Loading Data


#1

After many days of frustrating attempts to load data from a directory into my JuliaPro environment i have successfully done so. This is a huge accomplishment for me and honestly it shouldn’t be. I am an R user and trying to make the switch but it is proving to me quite the challenge. Loading data in R-Studio is actually easy…loading data in JuliaPro is seemingly easy.

If there is anyone from Boston on this forum and are open to education please reach out to me!


#2

“Loading data” is pretty general. There are of course a huge number of ways of doing this in the general case. Is there something specific you need help with?


#3

Where do i start…

I did need help with loading CSV file ( i have managed to use CSVFiles) that worked today.

Ive been watching some tutorials, namely the Queryverse JuliaCon talk and the presenter uses a load function with extreme ease that just isnt working for me in JuliaPro (Queryverse wont even precompile gives me a nodeJS error but its installed on my machine)

using the load function: i get this scary error

This is all very frustrating =(


#4

I haven’t used queryverse much so I probably can’t be super useful. but have you tried CSV.jl?

There is (admittedly somewhat lacking) documentation for it here. You can load a CSV with, for example

df = CSV.File(filename) |> DataFrame

That package is still not quite in a state where I’d call it “mature” but an enormous amount of really nice work has been done on it and it’s pretty flexible these days.

xlsx is a nightmare no matter which way you look at it. They are notorious for not loading the same way in any two different programs or API’s. In my job as a data scientist I forbid anyone from giving me an xlsx because they are so horrible to deal with. That said, if you have some files that load consistently in R, there is probably some way of loading them consistently in Julia. You can give XLSX.jl a shot if you want.
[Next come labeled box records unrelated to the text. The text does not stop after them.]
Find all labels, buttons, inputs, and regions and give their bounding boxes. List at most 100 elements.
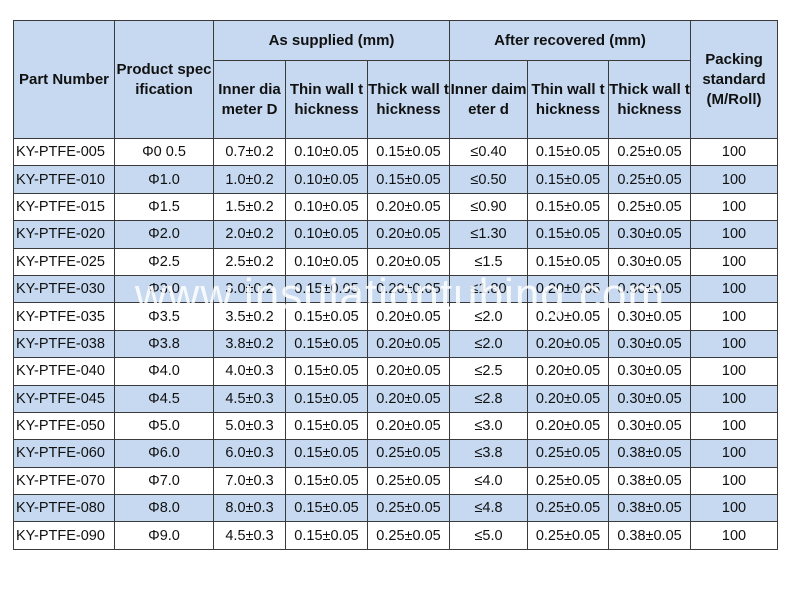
table-cell: 0.15±0.05 xyxy=(527,137,610,167)
table-cell: 0.38±0.05 xyxy=(608,521,692,550)
table-cell: 100 xyxy=(690,411,779,441)
table-row: KY-PTFE-035 Φ3.5 3.5±0.2 0.15±0.05 0.20±0.05… xyxy=(13,302,779,331)
table-cell: 0.20±0.05 xyxy=(527,329,610,359)
table-cell: 0.10±0.05 xyxy=(285,165,368,194)
table-cell: 100 xyxy=(690,220,779,249)
table-cell: KY-PTFE-020 xyxy=(13,220,115,249)
table-cell: ≤4.8 xyxy=(449,494,529,523)
table-cell: 0.25±0.05 xyxy=(527,494,610,523)
table-cell: 0.20±0.05 xyxy=(366,192,451,222)
table-cell: KY-PTFE-090 xyxy=(13,521,115,550)
table-cell: 100 xyxy=(690,521,779,550)
table-cell: 0.15±0.05 xyxy=(285,357,368,386)
table-cell: 0.38±0.05 xyxy=(608,439,692,468)
table-cell: 100 xyxy=(690,329,779,359)
table-cell: 0.15±0.05 xyxy=(285,466,368,496)
table-cell: 0.15±0.05 xyxy=(285,274,368,304)
header-cell: Thin wall thickness xyxy=(285,60,368,139)
table-cell: 0.30±0.05 xyxy=(608,274,692,304)
table-cell: 0.25±0.05 xyxy=(366,521,451,550)
table-cell: 0.20±0.05 xyxy=(366,357,451,386)
table-cell: 0.30±0.05 xyxy=(608,411,692,441)
table-cell: KY-PTFE-015 xyxy=(13,192,115,222)
table-cell: 100 xyxy=(690,274,779,304)
table-cell: 2.5±0.2 xyxy=(213,247,286,276)
table-cell: ≤2.0 xyxy=(449,329,529,359)
table-cell: 0.20±0.05 xyxy=(366,302,451,331)
table-cell: Φ2.5 xyxy=(114,247,214,276)
table-cell: Φ9.0 xyxy=(114,521,214,550)
table-cell: 4.0±0.3 xyxy=(213,357,286,386)
table-cell: KY-PTFE-010 xyxy=(13,165,115,194)
table-row: KY-PTFE-025 Φ2.5 2.5±0.2 0.10±0.05 0.20±0.05… xyxy=(13,247,779,276)
table-cell: 0.30±0.05 xyxy=(608,329,692,359)
table-cell: 0.25±0.05 xyxy=(527,466,610,496)
table-cell: 7.0±0.3 xyxy=(213,466,286,496)
table-cell: 0.20±0.05 xyxy=(527,274,610,304)
table-cell: 100 xyxy=(690,439,779,468)
table-cell: 3.0±0.2 xyxy=(213,274,286,304)
table-cell: 0.25±0.05 xyxy=(366,439,451,468)
table-cell: 0.20±0.05 xyxy=(527,411,610,441)
table-cell: 8.0±0.3 xyxy=(213,494,286,523)
table-cell: 3.5±0.2 xyxy=(213,302,286,331)
table-row: KY-PTFE-005 Φ0 0.5 0.7±0.2 0.10±0.05 0.15±0.… xyxy=(13,137,779,167)
table-cell: KY-PTFE-025 xyxy=(13,247,115,276)
table-cell: 0.20±0.05 xyxy=(366,274,451,304)
header-cell: Inner diameter D xyxy=(213,60,286,139)
table-row: KY-PTFE-080 Φ8.0 8.0±0.3 0.15±0.05 0.25±0.05… xyxy=(13,494,779,523)
table-cell: 0.25±0.05 xyxy=(366,494,451,523)
table-cell: KY-PTFE-038 xyxy=(13,329,115,359)
header-group: After recovered (mm) xyxy=(449,20,692,61)
table-cell: 100 xyxy=(690,137,779,167)
table-cell: 100 xyxy=(690,466,779,496)
table-cell: Φ7.0 xyxy=(114,466,214,496)
table-cell: 2.0±0.2 xyxy=(213,220,286,249)
header-cell: Product specification xyxy=(114,20,214,139)
table-cell: 0.25±0.05 xyxy=(608,165,692,194)
table-cell: ≤0.40 xyxy=(449,137,529,167)
table-cell: 0.20±0.05 xyxy=(366,220,451,249)
table-cell: 0.15±0.05 xyxy=(285,494,368,523)
table-cell: 0.15±0.05 xyxy=(366,137,451,167)
table-cell: KY-PTFE-050 xyxy=(13,411,115,441)
table-cell: KY-PTFE-005 xyxy=(13,137,115,167)
table-cell: ≤4.0 xyxy=(449,466,529,496)
table-cell: Φ1.5 xyxy=(114,192,214,222)
table-cell: KY-PTFE-035 xyxy=(13,302,115,331)
table-cell: Φ3.8 xyxy=(114,329,214,359)
table-cell: 0.15±0.05 xyxy=(285,384,368,413)
table-cell: 100 xyxy=(690,357,779,386)
header-cell: Thick wall thickness xyxy=(608,60,692,139)
table-cell: 100 xyxy=(690,494,779,523)
table-row: KY-PTFE-050 Φ5.0 5.0±0.3 0.15±0.05 0.20±0.05… xyxy=(13,411,779,441)
table-cell: 100 xyxy=(690,302,779,331)
table-cell: Φ1.0 xyxy=(114,165,214,194)
table-cell: Φ6.0 xyxy=(114,439,214,468)
table-cell: 0.15±0.05 xyxy=(527,247,610,276)
table-cell: 0.20±0.05 xyxy=(527,357,610,386)
table-row: KY-PTFE-090 Φ9.0 4.5±0.3 0.15±0.05 0.25±0.05… xyxy=(13,521,779,550)
header-group: As supplied (mm) xyxy=(212,20,451,61)
table-cell: ≤1.80 xyxy=(449,274,529,304)
table-cell: 0.20±0.05 xyxy=(527,302,610,331)
table-cell: Φ0 0.5 xyxy=(114,137,214,167)
table-row: KY-PTFE-060 Φ6.0 6.0±0.3 0.15±0.05 0.25±0.05… xyxy=(13,439,779,468)
table-cell: 0.15±0.05 xyxy=(285,411,368,441)
table-cell: 0.20±0.05 xyxy=(527,384,610,413)
table-cell: Φ8.0 xyxy=(114,494,214,523)
table-cell: 0.25±0.05 xyxy=(608,137,692,167)
table-cell: 1.5±0.2 xyxy=(213,192,286,222)
header-cell: Thin wall thickness xyxy=(527,60,610,139)
table-cell: Φ3.0 xyxy=(114,274,214,304)
table-cell: 0.15±0.05 xyxy=(527,220,610,249)
table-cell: 0.30±0.05 xyxy=(608,302,692,331)
table-row: KY-PTFE-020 Φ2.0 2.0±0.2 0.10±0.05 0.20±0.05… xyxy=(13,220,779,249)
table-cell: ≤1.30 xyxy=(449,220,529,249)
header-cell: Inner daimeter d xyxy=(449,60,529,139)
table-cell: 0.20±0.05 xyxy=(366,411,451,441)
table-cell: 5.0±0.3 xyxy=(213,411,286,441)
table-cell: 1.0±0.2 xyxy=(213,165,286,194)
header-cell: Thick wall thickness xyxy=(366,60,451,139)
table-row: KY-PTFE-045 Φ4.5 4.5±0.3 0.15±0.05 0.20±0.05… xyxy=(13,384,779,413)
It is clearly maintained but I’m not sure how many of Excels lunatic edge cases it handles.


#5

@Aeonglacial Thanks for your feedback! I’m the presenter from the Queryverse talk :slight_smile:

So my understanding is that CSVFiles.jl is working for you at this point? But the two errors you face are:

  1. You can’t load Queryverse.jl.
  2. ExcelFiles.jl doesn’t work for you, i.e. you get the error you pasted above.
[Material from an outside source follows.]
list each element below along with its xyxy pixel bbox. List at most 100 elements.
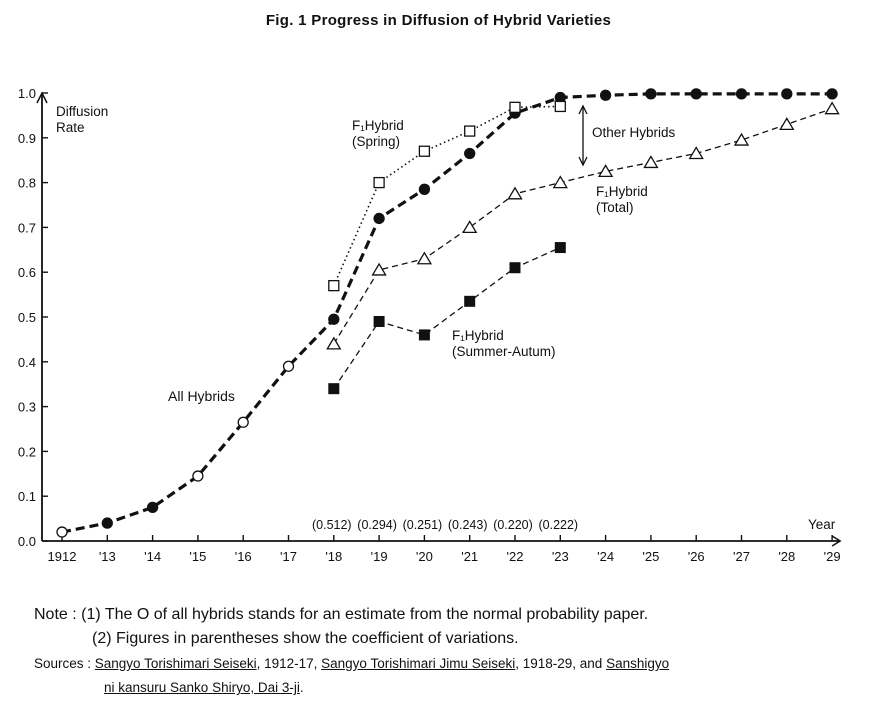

Where there any other issues along the way? It would be great if you could let us know about those, even if you resolved them. Minimally it can help us improve our documentation. Even things that weren’t bugs, but just difficult for you to find out: please let us know, that kind of feedback really helps us improve things!
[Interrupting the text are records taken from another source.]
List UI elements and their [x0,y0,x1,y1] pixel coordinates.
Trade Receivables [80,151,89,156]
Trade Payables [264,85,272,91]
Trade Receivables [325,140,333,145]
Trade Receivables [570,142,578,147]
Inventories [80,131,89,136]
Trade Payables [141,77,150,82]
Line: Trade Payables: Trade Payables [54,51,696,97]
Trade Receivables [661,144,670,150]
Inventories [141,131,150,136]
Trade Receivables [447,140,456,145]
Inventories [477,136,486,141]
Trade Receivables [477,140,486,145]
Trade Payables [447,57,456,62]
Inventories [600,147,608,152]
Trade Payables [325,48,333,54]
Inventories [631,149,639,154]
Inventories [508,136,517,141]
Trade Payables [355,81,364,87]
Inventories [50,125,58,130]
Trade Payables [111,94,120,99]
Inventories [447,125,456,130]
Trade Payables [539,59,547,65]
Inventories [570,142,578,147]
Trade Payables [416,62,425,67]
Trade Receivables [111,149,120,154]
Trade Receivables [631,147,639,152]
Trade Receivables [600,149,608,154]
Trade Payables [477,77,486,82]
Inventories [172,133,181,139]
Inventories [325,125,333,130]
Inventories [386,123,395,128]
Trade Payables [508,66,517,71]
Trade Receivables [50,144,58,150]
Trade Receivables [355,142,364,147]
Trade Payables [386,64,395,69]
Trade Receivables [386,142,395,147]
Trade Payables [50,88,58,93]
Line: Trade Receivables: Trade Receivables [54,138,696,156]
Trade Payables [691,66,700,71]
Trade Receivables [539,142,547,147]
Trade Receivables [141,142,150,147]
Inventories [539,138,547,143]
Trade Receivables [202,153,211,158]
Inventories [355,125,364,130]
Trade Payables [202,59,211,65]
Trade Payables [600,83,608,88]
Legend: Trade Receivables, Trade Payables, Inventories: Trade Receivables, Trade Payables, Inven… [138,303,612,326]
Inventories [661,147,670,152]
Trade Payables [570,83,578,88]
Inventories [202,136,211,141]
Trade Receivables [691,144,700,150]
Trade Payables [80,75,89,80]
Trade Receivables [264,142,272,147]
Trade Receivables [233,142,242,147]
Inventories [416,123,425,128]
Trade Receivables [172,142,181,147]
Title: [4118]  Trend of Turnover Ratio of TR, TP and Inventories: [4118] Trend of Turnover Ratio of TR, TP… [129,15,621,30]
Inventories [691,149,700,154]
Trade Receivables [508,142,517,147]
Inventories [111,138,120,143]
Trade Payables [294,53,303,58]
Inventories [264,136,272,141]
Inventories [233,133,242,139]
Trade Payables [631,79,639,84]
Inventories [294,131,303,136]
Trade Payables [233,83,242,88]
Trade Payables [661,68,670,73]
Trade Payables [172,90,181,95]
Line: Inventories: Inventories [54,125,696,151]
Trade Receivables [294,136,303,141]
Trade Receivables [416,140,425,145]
The issue 1) seems a installation issue. On what platform are you? Could you paste the exact error message you get? The most helpful place to post this is in a new issue over at https://github.com/queryverse/Queryverse.jl, but if that is too cumbersome, feel free to just post it here.

Issue 2) I’m less sure. The XLDateAmbiguous suggests that there is something in that file that makes the underlying python excel library choke. Is there a chance you could post the Excel file? The best place to post that would be an issue at https://github.com/queryverse/ExcelFiles.jl, but again, if that is too cumbersome, feel free to just post it here.

Apart from these bugs, you might find this helpful.


#6

Thank you for your reply! I have watched your presentations on VSCode, Queryverse at JuliaCon and the live stream video of Queryverse and i find them to be excellent presentations so thank you for your work! Would love to reproduce the ease of working/exploring my datasets as you demonstrated.

Issue 1: Windows 10 and im using JuliaPro 1.0.2.1
Here is the error:

Here’s what happens when i run Pkg.build(“NodeJS”)

I don’t mind posting the issue to github.

I would love to share the dataset but its patient data and protected by HIPPA. i could reduce the patient identifiers but maybe i can describe the dataset. 267,368 visits with arrival times. appointment dates, race, “gender”, zip-codes, running-total of previous no-shows, and appointment status(arrived no-show). Maybe this file is too large for the ExcelFiles.jl ??

Side note: In R i am able to correct erroneous zipcodes(mislabeled or maybe a ‘O’ instead of a 0) and get their geospatial coordinates to calculate distance from clinic, anything similar in Julia?


#7

There’s ZipCode.jl but unfortunately it doesn’t seem upgraded to Julia 1.0. You could extract useful functionality from there (e.g. zip code cleaning), and/or quite easily download a list of geocoded zip codes (e.g. from here) and use Geodesy.jl to calculate distance.


#8

Alright, the short version of a long story is that the precompile problem seems to be due to a JuliaPro issue. I can reproduce the problem on JuliaPro, but everything works on a normal julia… I think the idea of JuliaPro is nice, but quite frankly, until it is more robust it might be a better idea to just use the normal julia download and stay away from JuliaPro… From my non-scientific observations on this forum here, JuliaPro just doesn’t seem to provide the “it just works” type experience that it promises…

The Excel issue goes back to how the underlying xlrd Python library handles dates… There is a long discussion about that here, and apparently you are running into this problem there. It is unclear to me right now whether there is a workaround, or what to do about that… I’m tracking it here, if anyone wants to dig in deeper, it would be great.